In my previous post, I mentioned the (apparently) evidentiary argument for the intelligent design of terrestrial life. I promised to look at the fundamental flaws of this argument, but I have to digress into why we use evidentiary arguments, the inherent logical flaw in evidentiary arguments themselves, why it's pragmatically useful to work around that logical flaw rather than discard the evidentiary mode of argumentation altogether. We can then look at whether it's even possible to work around the flaw, and, if possible, the techniques that we can employ to do so.
Then we can look at how the (apparently) evidentiary argument for intelligent design fails to work around that flaw.

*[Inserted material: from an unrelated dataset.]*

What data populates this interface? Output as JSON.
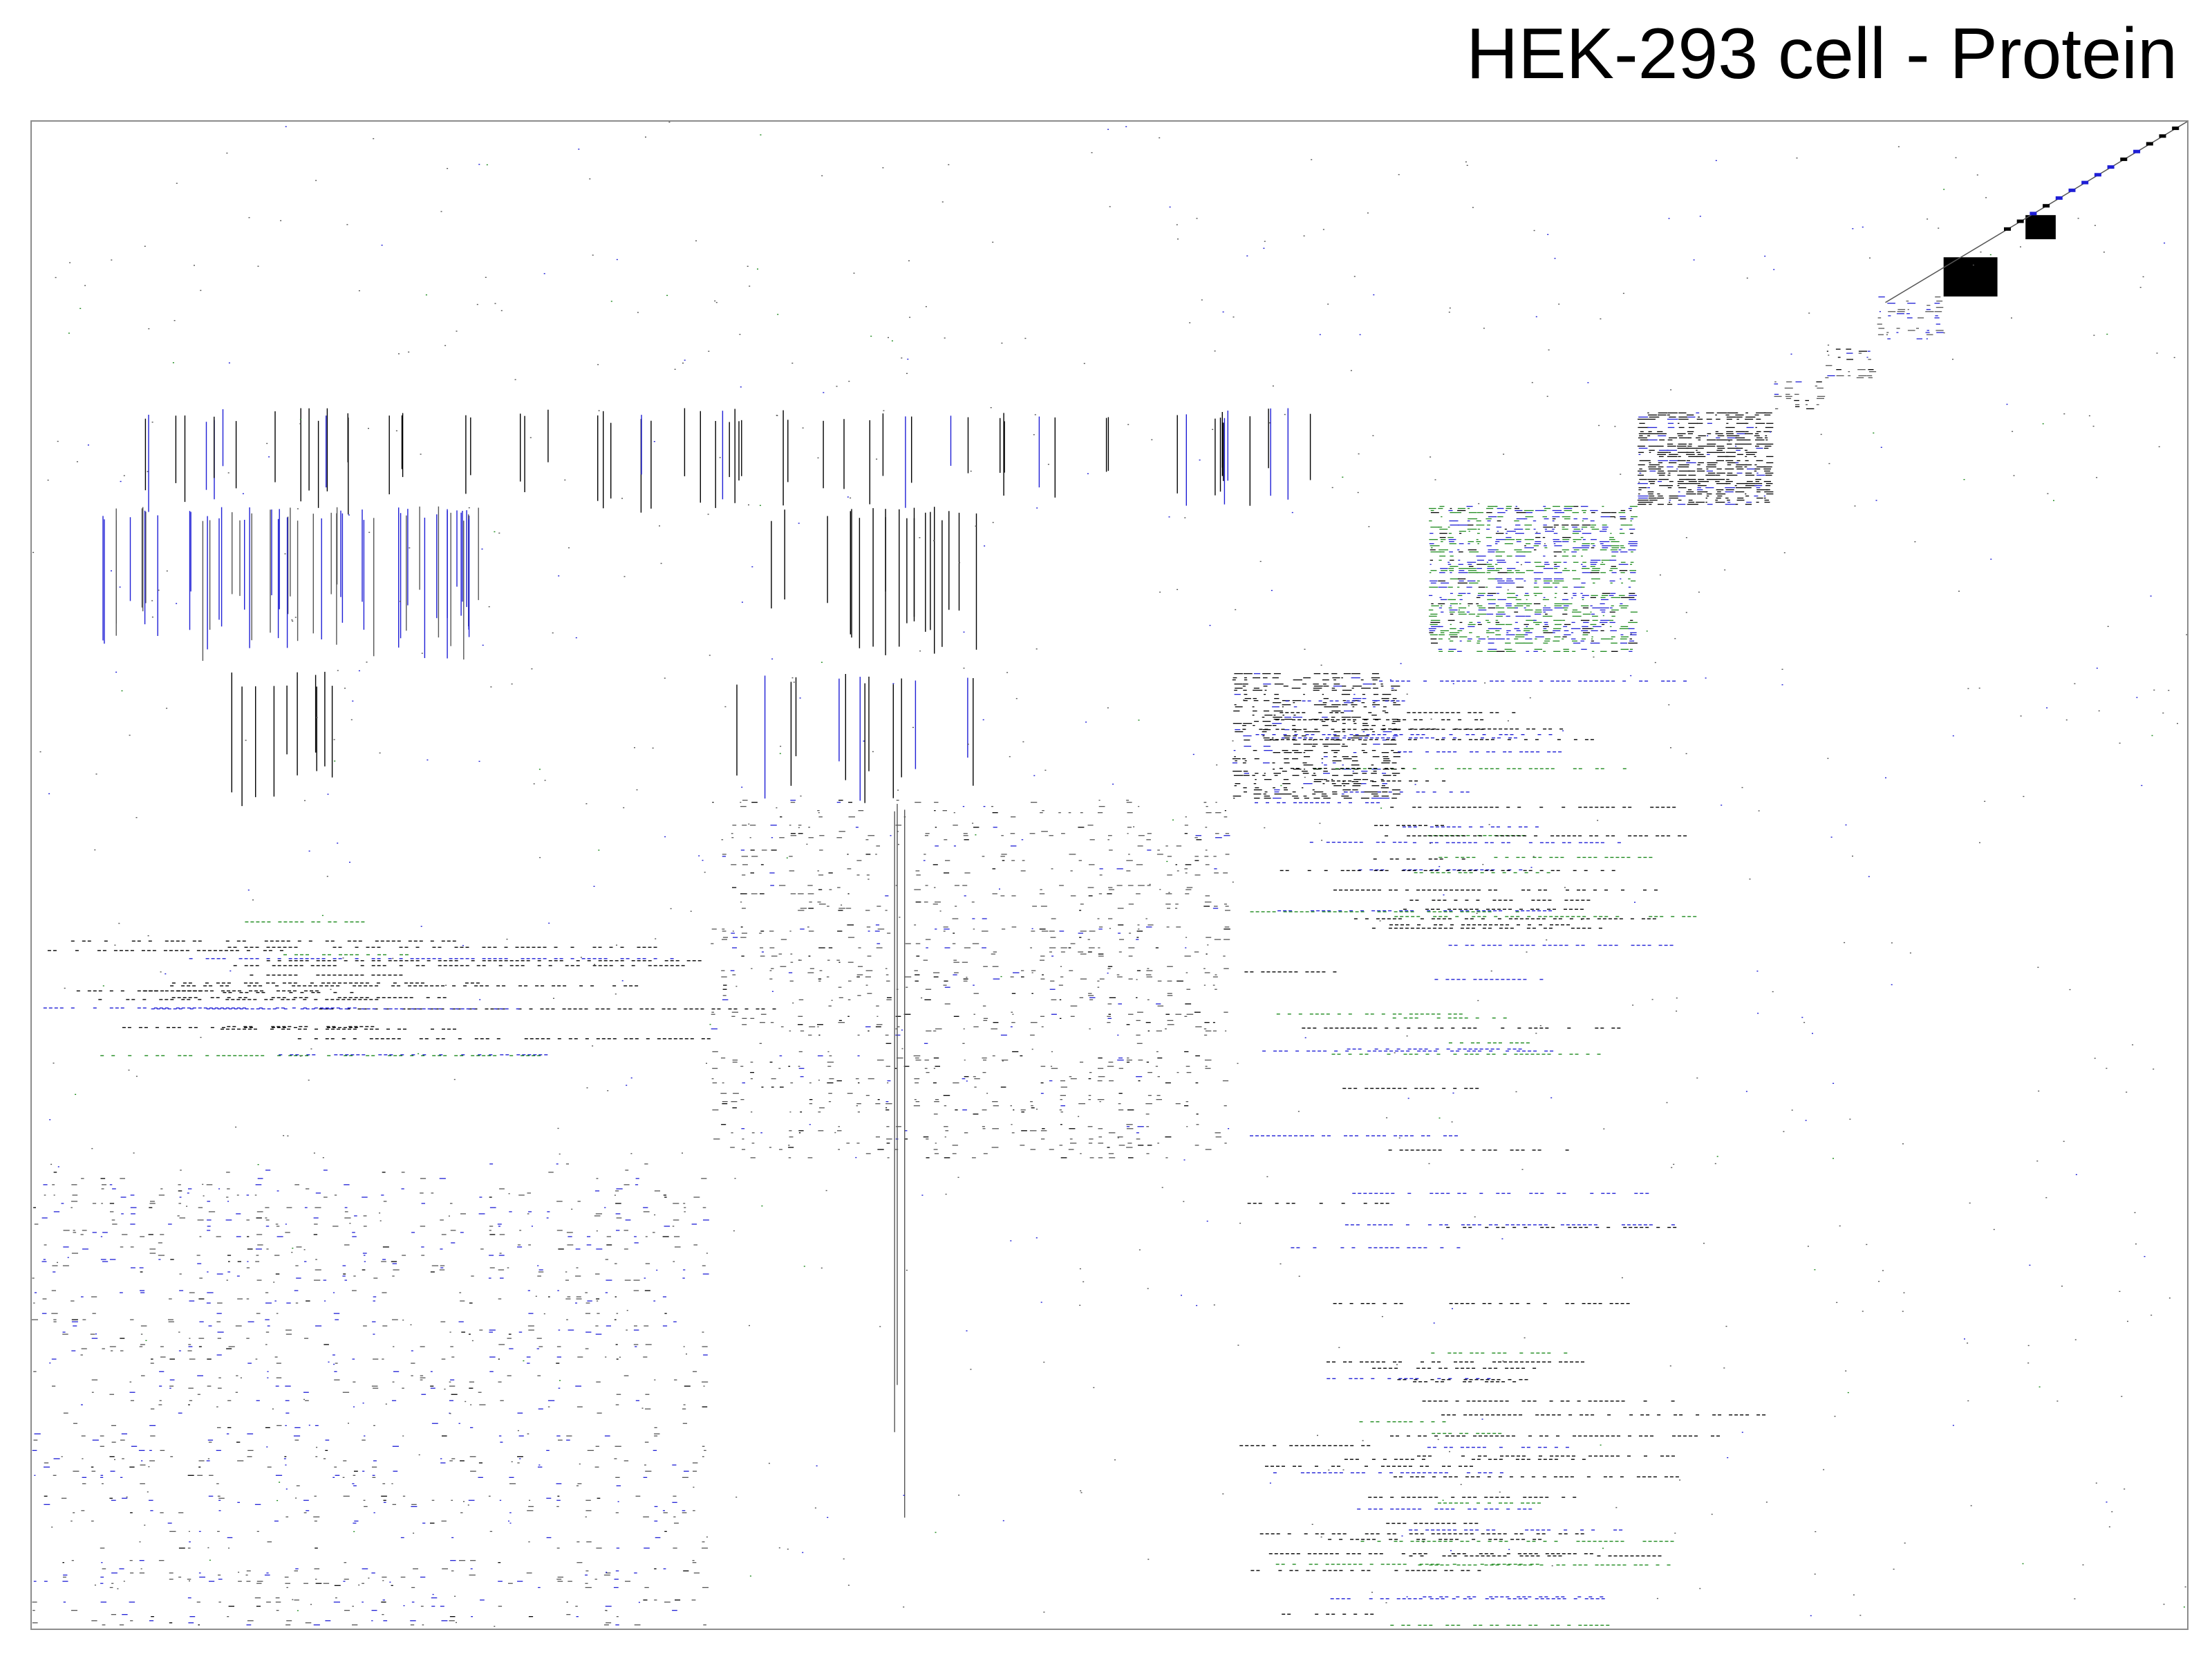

The fundamental flaw of all evidentiary arguments is that they elevate, at some level, a generality to a universal: From the basis that a lot of X are A we conclude that all X are A. Because some generalities are not universals, this feature of evidentiary arguments gives philosophers — even atheist philosophers such as Hume — conniption fits. Because, yes, it's not a universally valid logical operation. We can't be logically certain that the conclusion of an evidentiary argument is true — even given accurate evidence — in the same way we can be logically certain of the conclusions of deductive arguments given true premises. Since it is analytically false that some X are A entails that all X are A, we can confidently conclude that evidentiary arguments are analytically fallible: We don't even need to look at specific counterexamples to make this determination.
Since evidentiary arguments embed a principle which is not universally logically valid, no one would choose to use them except out of desperation. But we are indeed desperate. While we can be absolutely certain that logically valid operations always draw true conclusions from true premises, we have no way at all of having any idea whatsoever that our premises are indeed true. Premises are by definition not themselves logically deduced. The only reason to employ evidentiary arguments is that they are (or seem) pragmatically effective at making predictions about reality (or our subjective perceptions of reality) in a way that purely deductive arguments completely and totally fail.
If some philosopher or logician can find a way to give us interesting and pragmatically useful ways of predicting reality with deductive certainty, I'll be the first to nominate her for philosophy's equivalent of the Nobel Prize. Until then, we have to do the best we can with what we have, and try to find a way — in the absence of certainty — to make evidentiary arguments as confident as we can manage.